メインプロトンの制御権を握ったのは、めずらしくチームスカイではなかった。キャノンデール・ドラパックプロサイクリングチームが隊列を組み上げると、厳しいタイム差コントロールに着手した。たいくつな平地パートでも、決して逃げ集団に3分以上の差を与えず、精力的に牽引を続けた。

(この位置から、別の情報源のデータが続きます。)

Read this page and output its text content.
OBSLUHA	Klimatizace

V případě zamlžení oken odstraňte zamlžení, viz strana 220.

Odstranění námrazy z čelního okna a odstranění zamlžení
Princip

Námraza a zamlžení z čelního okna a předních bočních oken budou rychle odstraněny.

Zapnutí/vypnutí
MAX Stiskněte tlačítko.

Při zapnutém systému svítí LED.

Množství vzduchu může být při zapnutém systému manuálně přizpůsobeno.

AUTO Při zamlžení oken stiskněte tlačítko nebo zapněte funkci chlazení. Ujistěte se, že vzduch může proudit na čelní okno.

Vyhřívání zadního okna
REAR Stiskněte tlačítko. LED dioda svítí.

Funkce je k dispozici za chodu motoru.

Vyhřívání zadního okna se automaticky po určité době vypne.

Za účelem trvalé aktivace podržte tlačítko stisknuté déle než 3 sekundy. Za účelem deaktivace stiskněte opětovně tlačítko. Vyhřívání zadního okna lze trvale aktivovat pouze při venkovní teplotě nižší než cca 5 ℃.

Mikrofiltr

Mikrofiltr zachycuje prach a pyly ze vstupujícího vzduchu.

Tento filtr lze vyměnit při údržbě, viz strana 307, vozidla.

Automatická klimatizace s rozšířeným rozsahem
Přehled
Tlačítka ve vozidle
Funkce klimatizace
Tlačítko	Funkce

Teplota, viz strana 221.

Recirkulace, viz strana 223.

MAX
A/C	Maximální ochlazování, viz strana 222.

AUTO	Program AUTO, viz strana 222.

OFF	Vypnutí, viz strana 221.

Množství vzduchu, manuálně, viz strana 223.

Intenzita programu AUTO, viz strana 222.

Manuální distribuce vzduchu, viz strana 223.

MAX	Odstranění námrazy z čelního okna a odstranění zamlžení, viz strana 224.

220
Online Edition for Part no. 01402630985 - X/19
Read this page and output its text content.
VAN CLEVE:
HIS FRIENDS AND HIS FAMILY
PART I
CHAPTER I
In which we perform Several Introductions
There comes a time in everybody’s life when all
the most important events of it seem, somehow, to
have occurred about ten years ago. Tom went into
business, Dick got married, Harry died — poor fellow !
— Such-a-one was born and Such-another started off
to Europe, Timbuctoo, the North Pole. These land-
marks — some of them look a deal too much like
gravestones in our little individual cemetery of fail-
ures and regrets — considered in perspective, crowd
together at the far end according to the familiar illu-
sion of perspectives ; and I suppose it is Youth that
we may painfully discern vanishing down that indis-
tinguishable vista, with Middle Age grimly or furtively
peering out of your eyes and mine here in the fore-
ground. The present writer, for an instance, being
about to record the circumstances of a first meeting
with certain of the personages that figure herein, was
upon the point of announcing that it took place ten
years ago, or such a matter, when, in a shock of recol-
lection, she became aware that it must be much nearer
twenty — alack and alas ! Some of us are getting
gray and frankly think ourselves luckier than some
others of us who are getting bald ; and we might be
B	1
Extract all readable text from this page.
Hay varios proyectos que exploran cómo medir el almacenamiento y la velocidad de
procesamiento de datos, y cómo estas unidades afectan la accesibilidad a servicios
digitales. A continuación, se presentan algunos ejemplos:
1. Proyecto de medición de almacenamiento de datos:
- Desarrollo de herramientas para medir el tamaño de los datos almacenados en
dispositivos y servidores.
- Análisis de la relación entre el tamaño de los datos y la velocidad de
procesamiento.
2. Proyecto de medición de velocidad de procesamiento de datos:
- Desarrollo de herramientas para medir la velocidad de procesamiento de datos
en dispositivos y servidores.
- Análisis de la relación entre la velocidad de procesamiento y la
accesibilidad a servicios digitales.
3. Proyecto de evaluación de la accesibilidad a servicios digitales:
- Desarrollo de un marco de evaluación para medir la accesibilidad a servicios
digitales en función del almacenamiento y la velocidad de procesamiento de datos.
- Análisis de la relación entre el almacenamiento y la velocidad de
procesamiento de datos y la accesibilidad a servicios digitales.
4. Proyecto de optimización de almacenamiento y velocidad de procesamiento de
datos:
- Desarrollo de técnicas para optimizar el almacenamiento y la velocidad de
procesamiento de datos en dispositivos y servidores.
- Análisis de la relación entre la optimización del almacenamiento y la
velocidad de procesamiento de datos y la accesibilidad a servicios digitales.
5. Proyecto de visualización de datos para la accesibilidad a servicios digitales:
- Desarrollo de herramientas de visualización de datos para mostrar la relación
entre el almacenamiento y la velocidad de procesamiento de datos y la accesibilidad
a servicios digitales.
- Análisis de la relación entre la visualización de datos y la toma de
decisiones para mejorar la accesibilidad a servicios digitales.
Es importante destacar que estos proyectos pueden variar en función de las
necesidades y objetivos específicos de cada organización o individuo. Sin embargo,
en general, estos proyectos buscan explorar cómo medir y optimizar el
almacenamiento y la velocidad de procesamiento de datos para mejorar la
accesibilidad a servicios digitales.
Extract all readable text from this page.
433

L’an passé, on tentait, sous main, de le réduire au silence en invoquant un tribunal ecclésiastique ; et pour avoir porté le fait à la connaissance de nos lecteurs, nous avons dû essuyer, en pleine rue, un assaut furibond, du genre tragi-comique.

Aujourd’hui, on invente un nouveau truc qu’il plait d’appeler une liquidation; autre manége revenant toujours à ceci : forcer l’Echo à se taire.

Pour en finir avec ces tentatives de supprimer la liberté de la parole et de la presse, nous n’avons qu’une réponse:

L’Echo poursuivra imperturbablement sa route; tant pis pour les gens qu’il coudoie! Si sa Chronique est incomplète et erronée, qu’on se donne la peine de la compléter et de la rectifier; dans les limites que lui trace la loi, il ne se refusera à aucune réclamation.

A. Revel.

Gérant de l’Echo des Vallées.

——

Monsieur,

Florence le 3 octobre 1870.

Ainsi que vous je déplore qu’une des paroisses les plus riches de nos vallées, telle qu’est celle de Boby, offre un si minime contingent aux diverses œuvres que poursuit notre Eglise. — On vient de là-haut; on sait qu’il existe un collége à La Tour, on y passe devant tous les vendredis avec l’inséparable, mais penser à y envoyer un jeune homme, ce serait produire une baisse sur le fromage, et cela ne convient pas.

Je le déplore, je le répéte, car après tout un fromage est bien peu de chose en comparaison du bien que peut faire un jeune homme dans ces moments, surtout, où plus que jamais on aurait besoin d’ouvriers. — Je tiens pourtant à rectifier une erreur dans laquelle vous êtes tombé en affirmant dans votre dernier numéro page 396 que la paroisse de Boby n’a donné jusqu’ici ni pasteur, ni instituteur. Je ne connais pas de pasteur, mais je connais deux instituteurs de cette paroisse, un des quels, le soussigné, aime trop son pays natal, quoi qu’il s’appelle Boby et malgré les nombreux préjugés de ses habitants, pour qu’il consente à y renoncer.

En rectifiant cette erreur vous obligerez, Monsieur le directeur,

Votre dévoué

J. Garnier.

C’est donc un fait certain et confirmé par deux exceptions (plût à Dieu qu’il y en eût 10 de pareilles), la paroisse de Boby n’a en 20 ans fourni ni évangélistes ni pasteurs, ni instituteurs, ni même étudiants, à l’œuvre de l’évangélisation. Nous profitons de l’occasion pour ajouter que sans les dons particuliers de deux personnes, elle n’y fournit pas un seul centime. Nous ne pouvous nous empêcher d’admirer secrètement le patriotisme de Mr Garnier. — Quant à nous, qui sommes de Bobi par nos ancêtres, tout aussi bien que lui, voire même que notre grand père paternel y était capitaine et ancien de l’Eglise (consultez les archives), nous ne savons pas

黄緑色のジャージが前線を彩ったのは、悲しい理由があった。前夜、キャノンデールに所属する全選手に、チーム存続の危機が告げられた。来季からの協力が予定されていたスポンサーが、投資の中止を決めたせいだった。2018年以降も契約の残るすべての選手には、新たな移籍先を見つける自由が与えられた。今ジロで区間勝利を挙げたピエール・ローランは2018年末まで同チームと契約が残っていたし、7月のツールで総合2位に入ったリゴベルト・ウランは、ほんの2週間前に3年の契約更新にサインをしたばかりだというのに……。
「昨日の夜は寝付けなかった。選手だけではなく、チームのスタッフたちも、もしかしたら職を失うことになるのかもしれないと考えると……。今朝チームバスで、みんなの意見は一致した。僕らがすべきことは、今まで以上に団結して走ること。だから区間のスタート直後から、勝利を目指して戦った」(マイケル・ウッズ、フィニッシュ後インタビューより)
キャノンデールの奮闘のせいで、先頭集団は思うようにリードが奪えなかった。だから平坦ゾーンが終わると同時に、マルク・ソレルとトビアス・ルドビクソンが思い切って再アタックを打った。フィニッシュ手前42kmに聳え立つ2級峠で、逃げの仲間たちを捨てると、自らのチャンスを追い求めた。しかし、明日のない者たちの捨て身の行軍に、最後まで抵抗し続けることなど不可能だった。フィニッシュまで25kmで1分差、10kmで30秒差へと縮まり……残り6kmで、ついに逃げには終止符が打たれた。